Turning to the prison, Miss Housman exclaiming dramatically. "Holloway is women's polling booth; it is there that I have been able to register my vote against a Government that taxes me without representation." Only words of courtesy were heard concerning all the officials with whom Miss Housman had come into contact, and she was cheered to the echo when she declared that, glad as she was to be outside Holloway, she was ready to go back again to win the fight for the recognition of women's citizenship.
"If that great act of justice, the Conciliation Bill, fails to carry next year, there will be not merely one but hundreds of women in prison to make the nation realise that justice is not being done." Thus spoke Mr. Laurence Housman, whose pride in his sister's devotion to the woman's cause was shared by those who listened.

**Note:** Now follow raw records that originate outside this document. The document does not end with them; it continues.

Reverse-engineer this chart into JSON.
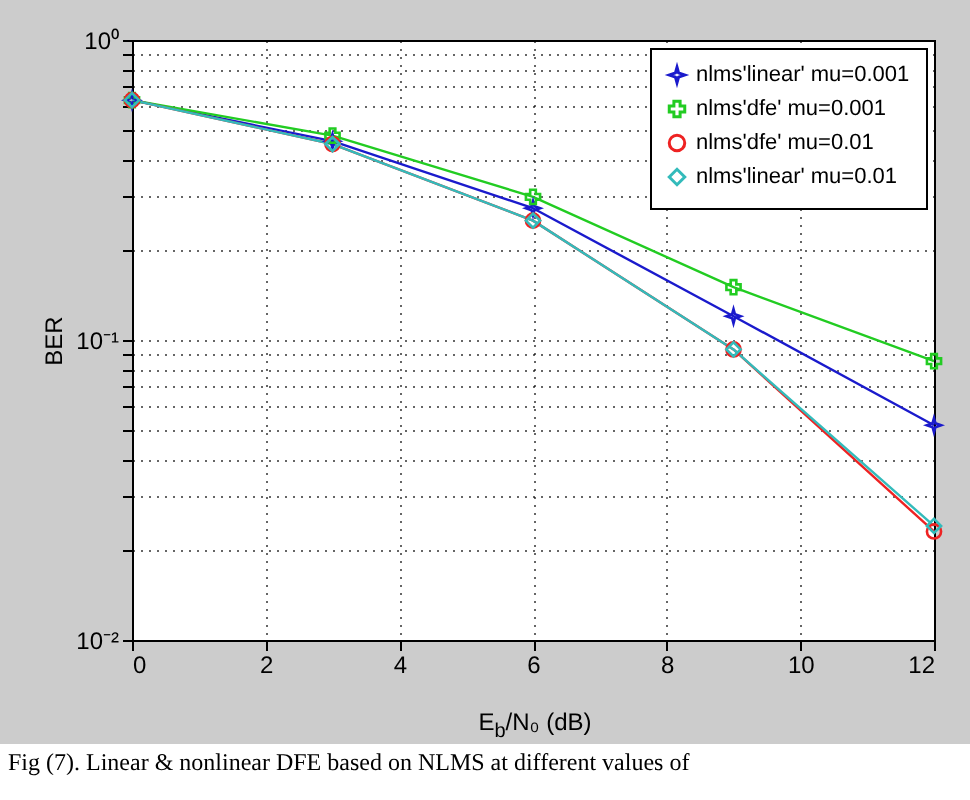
{
  "chart_data": {
    "type": "line",
    "xlabel": "E$_{b}$/N₀ (dB)",
    "ylabel": "BER",
    "x": [
      0,
      3,
      6,
      9,
      12
    ],
    "series": [
      {
        "name": "nlms'linear' mu=0.001",
        "color": "#1a1acc",
        "marker": "star",
        "values": [
          0.63,
          0.46,
          0.275,
          0.12,
          0.052
        ]
      },
      {
        "name": "nlms'dfe' mu=0.001",
        "color": "#22cc22",
        "marker": "cross",
        "values": [
          0.63,
          0.48,
          0.3,
          0.15,
          0.085
        ]
      },
      {
        "name": "nlms'dfe' mu=0.01",
        "color": "#ee2222",
        "marker": "circle",
        "values": [
          0.63,
          0.45,
          0.25,
          0.093,
          0.023
        ]
      },
      {
        "name": "nlms'linear' mu=0.01",
        "color": "#33bbbb",
        "marker": "diamond",
        "values": [
          0.63,
          0.45,
          0.25,
          0.093,
          0.024
        ]
      }
    ],
    "xlim": [
      0,
      12
    ],
    "xticks": [
      0,
      2,
      4,
      6,
      8,
      10,
      12
    ],
    "ylim": [
      0.01,
      1
    ],
    "yticks": [
      {
        "value": 0.01,
        "label": "10⁻²"
      },
      {
        "value": 0.02,
        "label": null
      },
      {
        "value": 0.03,
        "label": null
      },
      {
        "value": 0.04,
        "label": null
      },
      {
        "value": 0.05,
        "label": null
      },
      {
        "value": 0.06,
        "label": null
      },
      {
        "value": 0.07,
        "label": null
      },
      {
        "value": 0.08,
        "label": null
      },
      {
        "value": 0.09,
        "label": null
      },
      {
        "value": 0.1,
        "label": "10⁻¹"
      },
      {
        "value": 0.2,
        "label": null
      },
      {
        "value": 0.3,
        "label": null
      },
      {
        "value": 0.4,
        "label": null
      },
      {
        "value": 0.5,
        "label": null
      },
      {
        "value": 0.6,
        "label": null
      },
      {
        "value": 0.7,
        "label": null
      },
      {
        "value": 0.8,
        "label": null
      },
      {
        "value": 0.9,
        "label": null
      },
      {
        "value": 1,
        "label": "10⁰"
      }
    ],
    "log": "y",
    "grid": true,
    "legend": "top right",
    "annotations": [
      "Fig (7). Linear & nonlinear DFE based on NLMS at different values of"
    ]
  }
}
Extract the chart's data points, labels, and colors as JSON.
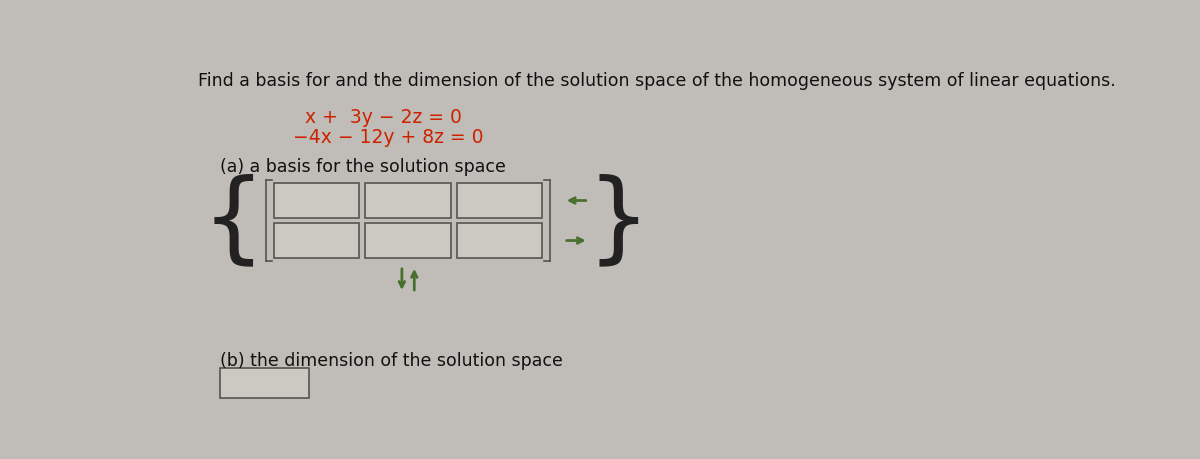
{
  "bg_color": "#c0bdb8",
  "title_text": "Find a basis for and the dimension of the solution space of the homogeneous system of linear equations.",
  "eq1": "x +  3y − 2z = 0",
  "eq2": "−4x − 12y + 8z = 0",
  "part_a_label": "(a) a basis for the solution space",
  "part_b_label": "(b) the dimension of the solution space",
  "title_fontsize": 12.5,
  "eq_fontsize": 13.5,
  "label_fontsize": 12.5,
  "box_color": "#ccc8c2",
  "box_edge_color": "#555550",
  "arrow_color": "#4a7030",
  "brace_color": "#222222",
  "bracket_color": "#555550",
  "matrix_rows": 2,
  "matrix_cols": 3,
  "eq_color": "#cc2200",
  "text_color": "#111111"
}
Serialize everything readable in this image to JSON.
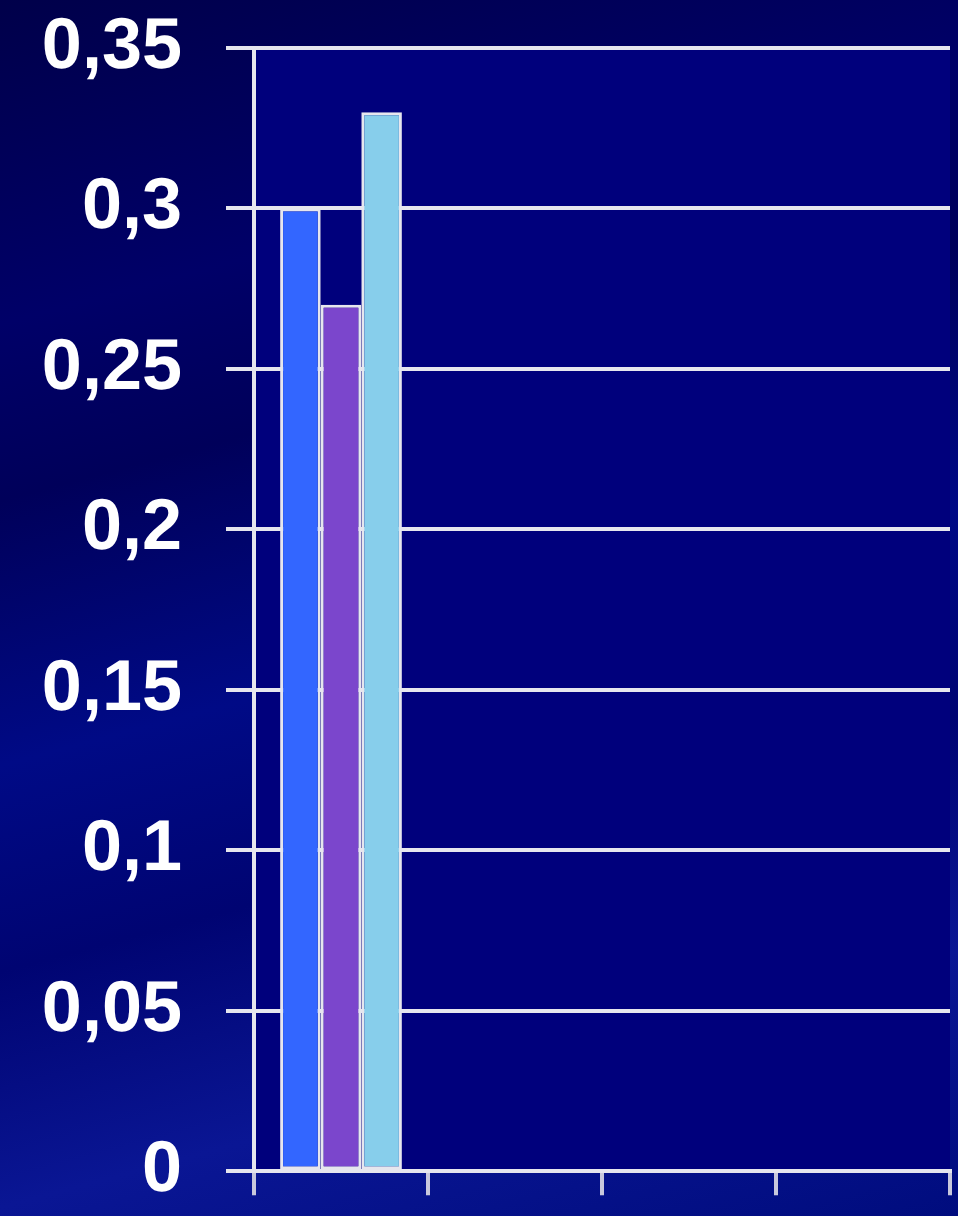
{
  "chart_data": {
    "type": "bar",
    "categories": [
      null,
      null,
      null,
      null
    ],
    "series": [
      {
        "color": "#3366ff",
        "values": [
          0.3,
          0,
          0,
          0
        ]
      },
      {
        "color": "#7b46cc",
        "values": [
          0.27,
          0,
          0,
          0
        ]
      },
      {
        "color": "#87ceeb",
        "values": [
          0.33,
          0,
          0,
          0
        ]
      }
    ],
    "ylim": [
      0,
      0.35
    ],
    "yticks": [
      0,
      {
        "value": 0.05,
        "label": "0,05"
      },
      {
        "value": 0.1,
        "label": "0,1"
      },
      {
        "value": 0.15,
        "label": "0,15"
      },
      {
        "value": 0.2,
        "label": "0,2"
      },
      {
        "value": 0.25,
        "label": "0,25"
      },
      {
        "value": 0.3,
        "label": "0,3"
      },
      {
        "value": 0.35,
        "label": "0,35"
      }
    ],
    "grid": "y",
    "tick_labels": "y",
    "legend": false
  }
}
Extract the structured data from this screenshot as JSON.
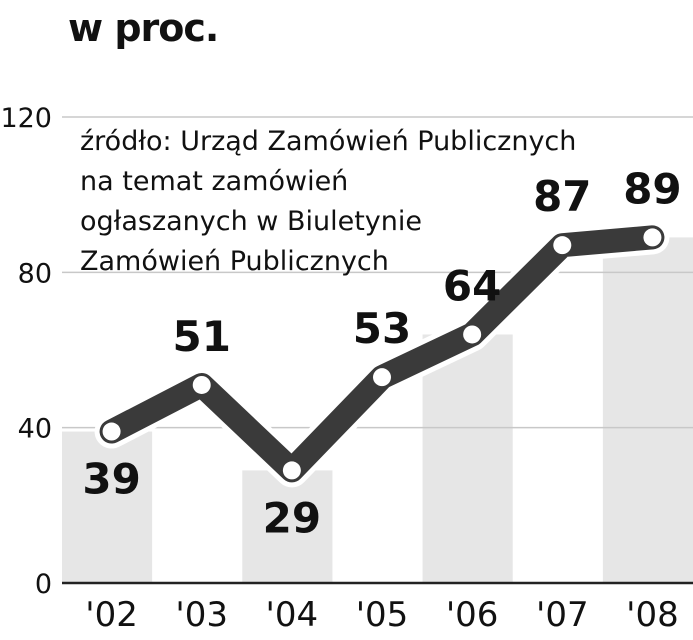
{
  "chart_data": {
    "type": "line",
    "unit_label": "w proc.",
    "categories": [
      "'02",
      "'03",
      "'04",
      "'05",
      "'06",
      "'07",
      "'08"
    ],
    "values": [
      39,
      51,
      29,
      53,
      64,
      87,
      89
    ],
    "ylim": [
      0,
      120
    ],
    "yticks": [
      "0",
      "40",
      "80",
      "120"
    ],
    "grid": true,
    "source_lines": [
      "źródło: Urząd Zamówień Publicznych",
      "na temat zamówień",
      "ogłaszanych w Biuletynie",
      "Zamówień Publicznych"
    ],
    "colors": {
      "line": "#3a3a3a",
      "halo": "#ffffff",
      "band": "#e6e6e6",
      "grid": "#c8c8c8",
      "text": "#111111"
    }
  }
}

Women were only doing what men had gloried in doing in times past, he added, they were struggling for constitutional liberties; women, too, had caught the spirit of democracy. Mrs. Despard, heedless of the drenching rain, made an appeal which touched the hearts of all who heard it; she rejoiced to the victory won by Miss Housman's courageous act of self-sacrifice, and said that tax resistance was drawing women together in a bond as strong as death.
(2) Aberdeen Evening Express (20th February 1959)
Laurence Housman, the author and playwright, died today in Burleigh Hospital, Somerset, aged ninety-three.
Mr. Housman used to refer to himself as "the most censored playwright in England, but the most respectable."
For more than thirty-five years he was in conflict with the Lord Chamberlain office over the censorship of various of his plays. Altogether he had over thirty plays banned at one time or another.
His most famous struggle, however, was over his series of short plays dealing with episodes in the life of Queen Victoria, which he later incorporated in one under the title of "Victoria Regina".
The censor's ruling was that no British monarch could be portrayed on the stage in Britain during his or her lifetime or the lifetime of any children.
Through the intervention of King Edward VIII, just before his abdication in December, 1936, the ban was lifted.
The play was an immediate success, and during its long run the weekly takings never dropped before £2,000, the average being about £2,300.
Mr. Housman was a bachelor. He gave as a reason for not marrying that in his earlier years his small income made it impossible for him to marry a woman of "the class to which I was supposed to belong."
He and his sister, Clemence Housman four years his senior had lived in an old-world cottage at Street. She was for long his literary mentor. They had been inseparable for seventy years until her death in December, 1955.
In a BBC interview on "the experience of age" in June, 1953, Mr Housman gave himself two more years to live.
He said: "I would be as fully ripe by ninety as I would hope to be. The thing that follows after ripeness is rot."
Mr. Housman was a Quaker, a pacifist, and a vegetarian.